Despite my pesky, uninvited roommates, my apartment has pleasantly surprised me. It has most of the modern amenities I’m used to including air conditioning, a real toilet, and WiFi that functions whenever the mood befalls it. I’m willing to overlook the fact that my “shower” is a haphazardly hung faucet without walls (that inevitably soaks everything I’ve ever owned when I rinse off) because I actually have warm water - an absolute blessing for this anemic weenie. Even my stone-solid mattress has become tolerable, I’m not sure I’ll ever wake up not feeling as though I was hit by a small bus in the middle of the night. We decidedly will not part as friends, but for a prodigious night-thrasher I have adapted better than expected. My apartment feels very safe with two keys required for entry and a security guard posted out front at all night hours. The guard is lovely and a great resource for practicing my Thai. I ask his name, he asks mine. He asks where I’m from, I tell him. He says other words, I smile blankly. We have this interaction anywhere from three to five times a week; I can’t help but be impressed that we are already reaching such existential topics this early in our blossoming friendship.

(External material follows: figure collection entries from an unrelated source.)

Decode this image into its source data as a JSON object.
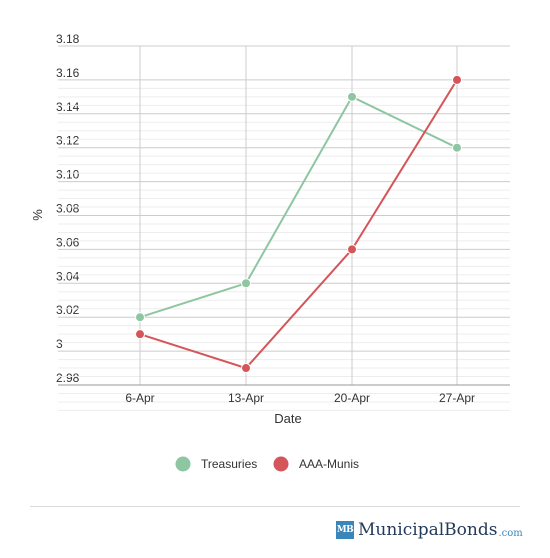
{
  "chart_data": {
    "type": "line",
    "categories": [
      "6-Apr",
      "13-Apr",
      "20-Apr",
      "27-Apr"
    ],
    "series": [
      {
        "name": "Treasuries",
        "values": [
          3.02,
          3.04,
          3.15,
          3.12
        ],
        "color": "#8ec6a2"
      },
      {
        "name": "AAA-Munis",
        "values": [
          3.01,
          2.99,
          3.06,
          3.16
        ],
        "color": "#d4555a"
      }
    ],
    "xlabel": "Date",
    "ylabel": "%",
    "ylim": [
      2.98,
      3.18
    ],
    "yticks": [
      "2.98",
      "3",
      "3.02",
      "3.04",
      "3.06",
      "3.08",
      "3.10",
      "3.12",
      "3.14",
      "3.16",
      "3.18"
    ],
    "grid": true,
    "legend_position": "bottom-center"
  },
  "branding": {
    "badge": "MB",
    "name": "MunicipalBonds",
    "tld": ".com"
  }
}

Predictably, my apartment complex is not the only place I have run into this barrier to communication. Ordering food is either a terrifying brush with the unknown or an exciting opportunity for discovery depending on what kind of person you are. Though there are some restaurants, street food stalls are more common and economical. The stalls don’t have menus, or more alarmingly, pictures, so we have had to get creative with the ways in which we ask for food. At first, our chosen method was to walk up, look into the stall owner’s eyes, and confidently say “one” in Thai. This was usually met with a confused look or an indiscernible follow-up question. This would prompt me to re-plant my feet, puff up my chest, and firmly insist once more, “one”. At this point the stall owner would usually take it upon himself or herself to give me the whitest thing they offered. Then, I would usually turn to Emily and say, “This is going well don’t you think! Should I ask what their name is?” The answer is no, it is not going well, and yes, I will try to ask their name anyway. The effectiveness rate of this probing question, and I’m rounding up here, is about zero percent. According to simple adapt or die philosophies, we have since improved our food ordering mechanisms. We now know how to ask, “Do you have chicken?” (or pork, or beef, etc.) and though this has improved our confidence interval, we still don’t know how to specify further. Thus, I can order chicken but it’s still an unnerving game of poultry roulette. The stakes are high: if I win, I could get delicious chicken breast or leg, but if I lose I could get feet, liver, neck, or a multitude of other mystery parts. The next phase in our evolution was to learn how to ask for food that is only a little spicy. This was an overt waste of my time. Even food that is only “a little” spicy is hot enough to make me salivate fire for several hours. I try and pull back my lips when I eat, effectively looking like the Grinch, to avoid a searing lip burn. If I’m over-zealous with my use of lip, the aftermath looks like I’m wearing red lipstick, or was stung on the lips by a bee. Or a swarm of bees. Actually, make them bloodthirsty wasps, attacking repeatedly. Yeah my palette is only a little Irish, why do you ask?
Thanks for your patience with my rapid succession posting as I try to make up for lost time. Happy hump-day from my home to yours!